We had his dedication this week and our Pastor did such a wonderful job with it. He held Levi and the church prayed over him. We got a dedication certificate for him also which I framed to match Tru’s certificate. I am so happy that we got to share that moment with our church family who really love us and care for Levi and Truett like they are the churches’ babies. Which they kind of are since our church family prayed and prayed and prayed for us while we were TTC. I should write a post about that soon. It’s really a special story. Dedication is not salvation, it is us promising that we will do our best as Levi’s parents to raise him in church and to know who God is.
As for myself, postpartum hair loss is still well underway. The bare patches are huge and pretty hard to conceal now. The wads of hair I lose in the shower is still gross but the plus side is, my hair is so much lighter now and I’m sure that’s a good thing with the temps we’ve been having this summer. I am seeing lots of new hair coming in so now I have to get used to all the sticky-upies.
I have lost all but 1 pound +/- of baby weight. I wasn’t trying too hard to lose it really, it just came off. I do think the breast pumping and walking is helping. My SIL and I have been continuing with our twice weekly walks pretty well and have built ourselves up from a flat track to hills. Big hills. It’s some good cardio with pushing the heavy strollers. We usually do an hour or so and would probably be fine going longer but one of the babies always gets bored at that point and we have to stop. I hope we can continue going.
That’s all for now, this is long
enough already.
Dear God, Thank You for this day and for blessing us in being able to dedicate Levi to You. I pray that we will not fail to raise him to love and serve You and to do Your will with his life. I pray that we will teach him and raise him properly to be honest and respectful, caring and compassionate, selfless and loving. Please watch over him and protect him all the days of his life. In Jesus’ name, amen.
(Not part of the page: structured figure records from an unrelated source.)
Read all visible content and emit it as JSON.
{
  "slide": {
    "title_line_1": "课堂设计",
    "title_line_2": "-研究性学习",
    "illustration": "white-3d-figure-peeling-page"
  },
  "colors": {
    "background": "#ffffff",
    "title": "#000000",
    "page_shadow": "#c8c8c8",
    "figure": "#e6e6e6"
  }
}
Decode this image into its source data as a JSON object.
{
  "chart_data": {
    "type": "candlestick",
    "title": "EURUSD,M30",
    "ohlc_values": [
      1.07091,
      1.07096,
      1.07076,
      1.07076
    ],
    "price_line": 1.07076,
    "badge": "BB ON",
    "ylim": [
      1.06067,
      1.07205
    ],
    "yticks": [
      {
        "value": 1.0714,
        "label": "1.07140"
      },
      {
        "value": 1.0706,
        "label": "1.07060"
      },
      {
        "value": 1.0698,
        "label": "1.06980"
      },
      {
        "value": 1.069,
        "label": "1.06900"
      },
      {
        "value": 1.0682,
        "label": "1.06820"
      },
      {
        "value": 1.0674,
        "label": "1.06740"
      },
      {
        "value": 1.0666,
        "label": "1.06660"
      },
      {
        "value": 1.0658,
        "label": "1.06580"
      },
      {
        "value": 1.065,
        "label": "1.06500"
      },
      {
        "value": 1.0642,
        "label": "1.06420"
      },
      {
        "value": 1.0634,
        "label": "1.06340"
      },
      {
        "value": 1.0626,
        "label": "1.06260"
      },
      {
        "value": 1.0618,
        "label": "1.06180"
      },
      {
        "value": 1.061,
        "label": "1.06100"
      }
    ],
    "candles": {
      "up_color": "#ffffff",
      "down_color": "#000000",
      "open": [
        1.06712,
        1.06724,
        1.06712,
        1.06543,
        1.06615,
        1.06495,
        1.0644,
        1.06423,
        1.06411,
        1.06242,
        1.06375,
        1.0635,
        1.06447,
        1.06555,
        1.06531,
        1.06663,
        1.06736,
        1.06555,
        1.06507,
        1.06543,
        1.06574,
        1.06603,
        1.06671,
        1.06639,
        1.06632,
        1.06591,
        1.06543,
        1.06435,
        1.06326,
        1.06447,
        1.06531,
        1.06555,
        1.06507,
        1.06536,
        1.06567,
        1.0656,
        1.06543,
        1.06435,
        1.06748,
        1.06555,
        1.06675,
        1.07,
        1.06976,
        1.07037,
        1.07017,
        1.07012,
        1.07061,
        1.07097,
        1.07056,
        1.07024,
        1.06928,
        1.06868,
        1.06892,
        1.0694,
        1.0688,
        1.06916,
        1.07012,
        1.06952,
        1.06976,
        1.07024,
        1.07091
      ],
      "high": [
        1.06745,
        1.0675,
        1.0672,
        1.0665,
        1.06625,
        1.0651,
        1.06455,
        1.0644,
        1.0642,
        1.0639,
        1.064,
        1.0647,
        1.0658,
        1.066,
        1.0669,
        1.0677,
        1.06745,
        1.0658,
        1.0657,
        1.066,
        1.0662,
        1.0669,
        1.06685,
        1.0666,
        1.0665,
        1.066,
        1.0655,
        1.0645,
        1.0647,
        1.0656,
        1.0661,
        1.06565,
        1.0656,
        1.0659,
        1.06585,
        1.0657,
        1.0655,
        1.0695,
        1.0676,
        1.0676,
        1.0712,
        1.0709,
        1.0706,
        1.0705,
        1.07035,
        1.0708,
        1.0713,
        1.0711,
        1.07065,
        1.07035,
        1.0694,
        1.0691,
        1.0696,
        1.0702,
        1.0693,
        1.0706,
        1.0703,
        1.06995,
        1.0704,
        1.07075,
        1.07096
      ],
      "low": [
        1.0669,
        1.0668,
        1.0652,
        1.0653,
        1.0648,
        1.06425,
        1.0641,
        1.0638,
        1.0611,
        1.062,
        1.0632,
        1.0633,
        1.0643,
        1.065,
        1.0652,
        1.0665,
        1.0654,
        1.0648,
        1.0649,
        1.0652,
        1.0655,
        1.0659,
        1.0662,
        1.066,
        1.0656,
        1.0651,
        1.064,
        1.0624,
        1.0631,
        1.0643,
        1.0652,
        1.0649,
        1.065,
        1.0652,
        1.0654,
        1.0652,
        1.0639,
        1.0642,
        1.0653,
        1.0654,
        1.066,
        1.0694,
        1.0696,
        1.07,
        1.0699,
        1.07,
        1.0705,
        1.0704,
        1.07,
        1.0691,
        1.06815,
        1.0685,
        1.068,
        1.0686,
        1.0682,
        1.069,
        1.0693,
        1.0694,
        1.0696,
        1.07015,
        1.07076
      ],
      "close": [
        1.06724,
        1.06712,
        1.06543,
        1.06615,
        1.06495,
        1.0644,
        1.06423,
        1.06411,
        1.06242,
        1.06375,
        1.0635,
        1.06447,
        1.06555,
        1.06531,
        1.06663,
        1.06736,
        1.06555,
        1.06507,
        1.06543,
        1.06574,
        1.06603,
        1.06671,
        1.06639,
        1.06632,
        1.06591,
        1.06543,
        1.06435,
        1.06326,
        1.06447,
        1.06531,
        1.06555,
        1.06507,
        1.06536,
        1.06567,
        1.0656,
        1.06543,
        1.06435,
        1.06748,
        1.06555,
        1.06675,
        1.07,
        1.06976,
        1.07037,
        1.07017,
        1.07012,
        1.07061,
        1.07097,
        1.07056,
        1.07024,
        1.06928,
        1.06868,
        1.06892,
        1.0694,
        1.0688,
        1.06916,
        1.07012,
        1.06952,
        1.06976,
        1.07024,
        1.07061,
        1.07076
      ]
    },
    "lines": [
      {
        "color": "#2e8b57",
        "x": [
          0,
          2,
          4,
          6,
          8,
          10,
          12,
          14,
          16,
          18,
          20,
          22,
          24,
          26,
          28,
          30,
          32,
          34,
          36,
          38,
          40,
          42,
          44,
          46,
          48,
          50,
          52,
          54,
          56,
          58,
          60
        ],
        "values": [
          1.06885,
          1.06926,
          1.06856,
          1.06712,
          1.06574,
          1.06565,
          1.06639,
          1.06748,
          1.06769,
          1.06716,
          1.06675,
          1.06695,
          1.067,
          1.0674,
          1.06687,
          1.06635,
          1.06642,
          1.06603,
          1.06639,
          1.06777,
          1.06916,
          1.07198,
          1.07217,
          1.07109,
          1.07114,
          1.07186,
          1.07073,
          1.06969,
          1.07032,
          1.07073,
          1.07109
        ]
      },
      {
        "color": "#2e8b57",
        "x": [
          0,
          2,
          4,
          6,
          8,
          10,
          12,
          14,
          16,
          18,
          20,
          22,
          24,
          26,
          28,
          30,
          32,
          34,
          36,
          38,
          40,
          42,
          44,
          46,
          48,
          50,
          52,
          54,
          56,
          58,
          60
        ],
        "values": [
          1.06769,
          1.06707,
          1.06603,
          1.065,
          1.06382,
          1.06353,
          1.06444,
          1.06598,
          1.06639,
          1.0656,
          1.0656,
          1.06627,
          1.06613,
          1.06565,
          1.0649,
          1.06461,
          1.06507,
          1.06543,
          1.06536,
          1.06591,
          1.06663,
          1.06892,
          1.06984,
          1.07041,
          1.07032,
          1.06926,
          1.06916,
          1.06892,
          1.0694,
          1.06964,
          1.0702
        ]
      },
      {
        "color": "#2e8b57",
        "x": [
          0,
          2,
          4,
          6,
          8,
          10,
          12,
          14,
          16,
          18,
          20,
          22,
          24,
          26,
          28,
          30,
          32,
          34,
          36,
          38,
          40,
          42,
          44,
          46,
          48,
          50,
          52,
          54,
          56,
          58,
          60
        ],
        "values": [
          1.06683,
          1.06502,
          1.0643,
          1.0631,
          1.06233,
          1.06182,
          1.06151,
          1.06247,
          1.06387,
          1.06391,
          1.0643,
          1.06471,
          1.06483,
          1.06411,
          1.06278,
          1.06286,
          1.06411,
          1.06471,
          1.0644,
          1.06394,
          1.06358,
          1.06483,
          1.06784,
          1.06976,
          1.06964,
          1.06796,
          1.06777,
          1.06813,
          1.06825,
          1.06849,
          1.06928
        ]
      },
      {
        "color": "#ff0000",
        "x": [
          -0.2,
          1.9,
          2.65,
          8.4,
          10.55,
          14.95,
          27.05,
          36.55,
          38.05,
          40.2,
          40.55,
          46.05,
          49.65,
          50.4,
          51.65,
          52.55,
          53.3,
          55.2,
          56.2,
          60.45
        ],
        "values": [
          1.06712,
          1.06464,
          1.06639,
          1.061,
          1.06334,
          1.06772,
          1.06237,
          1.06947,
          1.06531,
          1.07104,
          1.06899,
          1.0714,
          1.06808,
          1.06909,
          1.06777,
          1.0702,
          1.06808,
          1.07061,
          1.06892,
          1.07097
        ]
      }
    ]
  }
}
That is an 18 month t-shirt, yes it is. This boy rocks 9-12 month clothes and size 4 diapers. 😉

Those cheeks get kissed a billion times a day - minimum!

That sweet little hand on that soft little leg. My heart!

This is one of my favorite moments each day. That sweet, dependent innocence.

I wish I was this cute driving my car.

Bent on tackling his cousin. They are actually to the age where they notice each other.